Brady Forrest

Brady James Forrest is an Adjunct Lecturer in the Women’s and Gender Studies program at Georgetown University affiliated with the Disability Studies Program.

In 2024, they received their PhD from the Department of English at George Washington University under the direction of Robert McRuer. They also received their Master’s degrees in American Studies and English under the direction of Jennifer Christine Nash and McRuer respectively. Forrest is currently at work on their first book manuscript titled Crip Feelings, Queer Intimacy, and the Trans Gaze. The project argues that an attention to minor forms of feelings, intimacy, and ways of seeing offer alternative sociopolitical possibilities that center embodiment, affect, and relation over enlightenment notions of the individual, Reason, and the human.

Forrest has presented work at the American Studies Association Annual Meeting, the Mezipatra Queer Film Festival, the Museum of Popular Culture Conference, the DC Queer Studies Symposium, the Northeast MLA Annual Convention, and the Critical Ethnic Studies Association Conference. In 2017, they were selected to present their paper titled “Crip Feelings/Feeling Crip” in the Disability and Emotion Seminar Series hosted by the Center for Culture and Disability Studies at Liverpool Hope University. A revised version of the presentation is now available in a special issue of the Journal of Literary and Cultural Disability Studies. Forrest has also served as a Grant Reviewer for the DC Commission on the Arts and Humanities’ Fellowship Program for the 2023 fiscal year and is currently a reviewer for Disability Studies Quarterly.

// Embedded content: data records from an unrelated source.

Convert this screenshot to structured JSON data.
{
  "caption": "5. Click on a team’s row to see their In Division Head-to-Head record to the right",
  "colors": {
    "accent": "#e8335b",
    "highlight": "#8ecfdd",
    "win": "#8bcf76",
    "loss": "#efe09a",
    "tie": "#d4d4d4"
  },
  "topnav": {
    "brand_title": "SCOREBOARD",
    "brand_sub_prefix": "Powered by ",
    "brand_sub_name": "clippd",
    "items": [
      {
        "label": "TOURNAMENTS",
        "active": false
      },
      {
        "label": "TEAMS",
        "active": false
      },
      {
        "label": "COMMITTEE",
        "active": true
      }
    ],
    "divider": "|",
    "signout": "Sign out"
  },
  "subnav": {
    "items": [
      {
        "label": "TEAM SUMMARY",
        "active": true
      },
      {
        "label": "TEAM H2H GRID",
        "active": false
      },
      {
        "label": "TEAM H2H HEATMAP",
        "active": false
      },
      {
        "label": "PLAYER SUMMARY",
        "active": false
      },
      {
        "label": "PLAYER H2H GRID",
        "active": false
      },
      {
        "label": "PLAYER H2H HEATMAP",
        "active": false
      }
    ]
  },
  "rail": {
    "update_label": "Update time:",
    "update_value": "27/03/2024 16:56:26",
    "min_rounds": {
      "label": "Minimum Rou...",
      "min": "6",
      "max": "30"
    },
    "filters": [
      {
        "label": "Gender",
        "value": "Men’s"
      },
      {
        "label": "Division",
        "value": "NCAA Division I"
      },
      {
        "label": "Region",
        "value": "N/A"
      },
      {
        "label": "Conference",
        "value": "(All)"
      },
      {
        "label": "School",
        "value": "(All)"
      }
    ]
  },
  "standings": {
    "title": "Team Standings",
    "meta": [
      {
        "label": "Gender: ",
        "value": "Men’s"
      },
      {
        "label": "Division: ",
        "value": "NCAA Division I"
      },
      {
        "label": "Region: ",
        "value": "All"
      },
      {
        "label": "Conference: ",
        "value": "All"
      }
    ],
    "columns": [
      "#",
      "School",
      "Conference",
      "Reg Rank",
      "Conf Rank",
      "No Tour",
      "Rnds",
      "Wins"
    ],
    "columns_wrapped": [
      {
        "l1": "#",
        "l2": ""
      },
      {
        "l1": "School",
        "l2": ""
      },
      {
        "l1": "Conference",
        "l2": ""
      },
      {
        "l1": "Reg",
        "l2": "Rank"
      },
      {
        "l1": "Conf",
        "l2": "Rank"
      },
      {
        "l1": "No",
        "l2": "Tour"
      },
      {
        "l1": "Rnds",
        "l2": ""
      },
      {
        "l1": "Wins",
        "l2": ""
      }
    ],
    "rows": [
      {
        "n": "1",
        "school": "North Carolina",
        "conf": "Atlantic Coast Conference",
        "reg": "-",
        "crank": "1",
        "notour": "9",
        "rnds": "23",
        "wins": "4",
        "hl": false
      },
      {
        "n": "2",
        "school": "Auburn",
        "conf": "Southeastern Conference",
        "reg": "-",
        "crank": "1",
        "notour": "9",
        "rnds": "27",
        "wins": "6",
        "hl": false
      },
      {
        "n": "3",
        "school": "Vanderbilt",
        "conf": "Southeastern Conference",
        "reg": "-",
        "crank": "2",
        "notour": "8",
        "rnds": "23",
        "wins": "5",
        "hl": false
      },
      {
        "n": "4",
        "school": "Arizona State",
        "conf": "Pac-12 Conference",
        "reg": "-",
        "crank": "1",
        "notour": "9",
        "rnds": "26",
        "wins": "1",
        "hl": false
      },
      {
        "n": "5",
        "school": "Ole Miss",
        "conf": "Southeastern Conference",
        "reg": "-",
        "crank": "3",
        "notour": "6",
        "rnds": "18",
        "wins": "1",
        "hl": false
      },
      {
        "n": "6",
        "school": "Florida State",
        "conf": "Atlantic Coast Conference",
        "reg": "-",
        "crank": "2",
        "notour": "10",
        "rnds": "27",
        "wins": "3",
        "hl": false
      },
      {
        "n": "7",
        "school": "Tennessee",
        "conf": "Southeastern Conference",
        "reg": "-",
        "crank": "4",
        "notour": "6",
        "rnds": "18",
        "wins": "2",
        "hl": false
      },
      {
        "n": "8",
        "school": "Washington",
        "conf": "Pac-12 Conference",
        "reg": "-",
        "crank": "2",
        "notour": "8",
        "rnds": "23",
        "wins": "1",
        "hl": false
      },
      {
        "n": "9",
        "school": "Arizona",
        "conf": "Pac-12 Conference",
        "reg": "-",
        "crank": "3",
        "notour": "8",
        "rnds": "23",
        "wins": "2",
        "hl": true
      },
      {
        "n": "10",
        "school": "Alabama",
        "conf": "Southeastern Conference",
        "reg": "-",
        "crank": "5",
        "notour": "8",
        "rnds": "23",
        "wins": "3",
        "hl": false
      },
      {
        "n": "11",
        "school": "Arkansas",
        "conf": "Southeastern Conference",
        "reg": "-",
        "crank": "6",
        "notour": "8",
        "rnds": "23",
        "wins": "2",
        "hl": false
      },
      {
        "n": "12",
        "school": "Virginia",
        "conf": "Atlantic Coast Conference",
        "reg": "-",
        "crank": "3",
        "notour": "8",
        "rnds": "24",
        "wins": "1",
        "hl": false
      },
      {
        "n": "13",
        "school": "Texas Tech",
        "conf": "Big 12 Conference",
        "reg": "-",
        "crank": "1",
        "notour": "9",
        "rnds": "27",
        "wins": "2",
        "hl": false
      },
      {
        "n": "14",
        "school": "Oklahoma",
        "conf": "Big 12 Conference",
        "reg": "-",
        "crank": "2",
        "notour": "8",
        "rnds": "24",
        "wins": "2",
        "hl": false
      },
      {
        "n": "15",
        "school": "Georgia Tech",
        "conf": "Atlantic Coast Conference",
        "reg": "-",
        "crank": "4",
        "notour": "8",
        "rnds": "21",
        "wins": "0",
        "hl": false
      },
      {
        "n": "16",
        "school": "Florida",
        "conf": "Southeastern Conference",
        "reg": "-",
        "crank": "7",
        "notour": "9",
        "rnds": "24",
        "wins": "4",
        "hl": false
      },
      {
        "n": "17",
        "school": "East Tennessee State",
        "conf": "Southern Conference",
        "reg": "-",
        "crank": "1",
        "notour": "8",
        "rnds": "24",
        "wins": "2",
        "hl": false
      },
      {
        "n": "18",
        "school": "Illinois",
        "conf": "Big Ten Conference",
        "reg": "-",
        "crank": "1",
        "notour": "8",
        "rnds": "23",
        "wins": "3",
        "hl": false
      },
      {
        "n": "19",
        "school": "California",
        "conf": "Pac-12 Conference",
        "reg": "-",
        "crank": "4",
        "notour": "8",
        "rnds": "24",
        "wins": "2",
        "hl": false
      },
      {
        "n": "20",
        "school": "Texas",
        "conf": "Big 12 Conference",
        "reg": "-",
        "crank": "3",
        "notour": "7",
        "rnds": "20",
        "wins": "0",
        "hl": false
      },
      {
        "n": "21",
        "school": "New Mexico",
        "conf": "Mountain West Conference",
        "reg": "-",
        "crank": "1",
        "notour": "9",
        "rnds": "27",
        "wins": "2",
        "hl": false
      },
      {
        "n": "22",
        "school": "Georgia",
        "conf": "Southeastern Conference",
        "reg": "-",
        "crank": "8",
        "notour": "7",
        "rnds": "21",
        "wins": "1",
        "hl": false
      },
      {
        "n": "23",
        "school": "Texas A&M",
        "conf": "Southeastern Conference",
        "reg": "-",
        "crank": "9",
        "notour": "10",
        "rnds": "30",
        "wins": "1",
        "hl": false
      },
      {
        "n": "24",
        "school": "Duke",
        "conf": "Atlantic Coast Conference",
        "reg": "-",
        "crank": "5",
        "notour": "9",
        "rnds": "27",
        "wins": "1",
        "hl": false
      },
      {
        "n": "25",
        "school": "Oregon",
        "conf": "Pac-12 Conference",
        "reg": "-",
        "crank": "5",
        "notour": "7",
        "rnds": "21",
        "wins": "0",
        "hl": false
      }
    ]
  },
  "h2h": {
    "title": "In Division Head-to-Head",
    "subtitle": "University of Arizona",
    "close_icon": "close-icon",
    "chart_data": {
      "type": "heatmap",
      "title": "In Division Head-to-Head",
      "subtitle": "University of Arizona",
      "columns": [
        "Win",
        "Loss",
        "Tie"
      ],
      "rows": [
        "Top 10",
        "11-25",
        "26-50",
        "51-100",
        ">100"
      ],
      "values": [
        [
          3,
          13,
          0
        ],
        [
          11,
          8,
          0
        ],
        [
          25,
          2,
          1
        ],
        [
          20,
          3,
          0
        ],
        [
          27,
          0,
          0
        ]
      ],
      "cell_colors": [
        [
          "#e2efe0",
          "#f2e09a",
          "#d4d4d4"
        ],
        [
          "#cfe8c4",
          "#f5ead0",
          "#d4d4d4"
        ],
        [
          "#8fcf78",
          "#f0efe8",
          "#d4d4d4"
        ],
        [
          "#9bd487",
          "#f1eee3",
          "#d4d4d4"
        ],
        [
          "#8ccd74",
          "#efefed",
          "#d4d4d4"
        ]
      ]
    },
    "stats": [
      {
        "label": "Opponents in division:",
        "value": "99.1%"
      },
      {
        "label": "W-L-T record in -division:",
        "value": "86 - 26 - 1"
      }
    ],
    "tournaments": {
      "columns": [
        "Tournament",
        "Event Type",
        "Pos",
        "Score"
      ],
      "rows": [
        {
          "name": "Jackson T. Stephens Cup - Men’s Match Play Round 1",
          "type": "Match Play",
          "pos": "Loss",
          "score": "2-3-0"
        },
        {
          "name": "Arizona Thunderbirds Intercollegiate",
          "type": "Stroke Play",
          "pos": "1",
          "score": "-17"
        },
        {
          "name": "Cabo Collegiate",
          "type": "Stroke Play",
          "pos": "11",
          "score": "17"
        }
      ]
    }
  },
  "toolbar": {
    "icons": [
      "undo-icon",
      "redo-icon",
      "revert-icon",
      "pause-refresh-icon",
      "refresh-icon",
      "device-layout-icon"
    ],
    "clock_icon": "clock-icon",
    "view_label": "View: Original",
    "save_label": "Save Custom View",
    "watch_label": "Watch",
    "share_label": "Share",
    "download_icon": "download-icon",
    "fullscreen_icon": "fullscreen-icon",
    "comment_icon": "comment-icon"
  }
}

In the 2014-2015 academic year they were chosen as one of three University Archives Diversity Research Fellows at the George Washington University. The fellowship culminated in a public presentation that charted how the LGBTQ community at GW represented itself visually through art, flyers, and advertising from 1971 to the present and the shift over that time from inclusion based on an increasing number of identity categories towards a collective feeling of pride. In 2015 and 2018 they received Summer Research Grants from the Departments of American Studies and English, respectively, and in 2019 they received a Summer Pre-Dissertation Fellowship from the George Washington University.